Pratt & Whitney’s single-crystal turbine blade

Posted on 12 Mar 2018 and read 382 times
Pratt & Whitney’s single-crystal turbine bladeThe American Society of Mechanical Engineers (ASME) has designated Pratt & Whitney’s single-crystal turbine blade as a historic mechanical-engineering landmark, recognised for its “progression in mechanical engineering and aviation”. The blade joins more than 260 ASME landmarks around the world.
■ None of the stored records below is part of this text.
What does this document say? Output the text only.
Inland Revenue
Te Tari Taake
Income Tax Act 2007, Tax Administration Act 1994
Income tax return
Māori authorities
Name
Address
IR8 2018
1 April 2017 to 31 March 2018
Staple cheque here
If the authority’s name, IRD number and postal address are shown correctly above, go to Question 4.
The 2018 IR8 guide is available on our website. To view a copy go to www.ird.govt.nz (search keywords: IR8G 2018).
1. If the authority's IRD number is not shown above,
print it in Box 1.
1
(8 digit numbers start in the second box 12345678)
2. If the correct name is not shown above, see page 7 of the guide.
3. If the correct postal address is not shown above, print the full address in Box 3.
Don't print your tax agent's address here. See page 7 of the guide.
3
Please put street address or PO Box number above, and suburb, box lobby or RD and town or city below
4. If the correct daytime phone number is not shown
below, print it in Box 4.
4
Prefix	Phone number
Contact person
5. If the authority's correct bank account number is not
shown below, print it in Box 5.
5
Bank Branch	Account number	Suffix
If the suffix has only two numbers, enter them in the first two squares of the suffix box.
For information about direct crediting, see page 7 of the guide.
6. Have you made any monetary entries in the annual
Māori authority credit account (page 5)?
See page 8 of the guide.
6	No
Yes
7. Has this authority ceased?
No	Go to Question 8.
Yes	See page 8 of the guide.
Dave Carter, senior vice-president (engineering) at Pratt & Whitney, said: “The invention of the single-crystal turbine blade enabled the industry-leading performance of our engines today in terms of efficiency, emissions and time between major overhauls. Having this technology recognised by ASME is a testament to its impact on the aerospace industry.”

The development of these blades began in the 1960s, when Pratt & Whitney (www.pw.utc.com) engineers Maurice Shank and Frank VerSnyder led the effort to find a new turbine blade with higher levels of strength and heat-resistance.

The original nickel-alloy turbine blades had a metallic crystalline structure with grain boundaries that made the components prone to fracture.

The single-crystal blade eliminated these crystalline boundaries, thereby providing greatly improved resistance to fracture, three-times better corrosion-resistance and nine-times better creep performance than conventionally cast materials.

ASME president Charla Wise said: “The single-crystal turbine blade is a most deserving addition to the ASME roster of mechanical-engineering landmarks.

“We recognise the engineering attributes of the single-crystal blade, as well as the corporate effort of Pratt & Whitney to develop a technology that contributed to the advancement of the gas turbine industry.”

About 8 million single-crystal parts are cast annually for the aerospace industry. The first commercial-aviation use of these blades was in 1980 in the JT9D-7R4 jet engine powering the Boeing 747, McDonnell-Douglas DC-10 and Airbus A300 aircraft.

Their first military use was in 1983 in the P&W TF30 engine used to power the F-111 and F-14 jet fighters, as well as the F100 engine used to power the F-15 and F-16 jet fighters.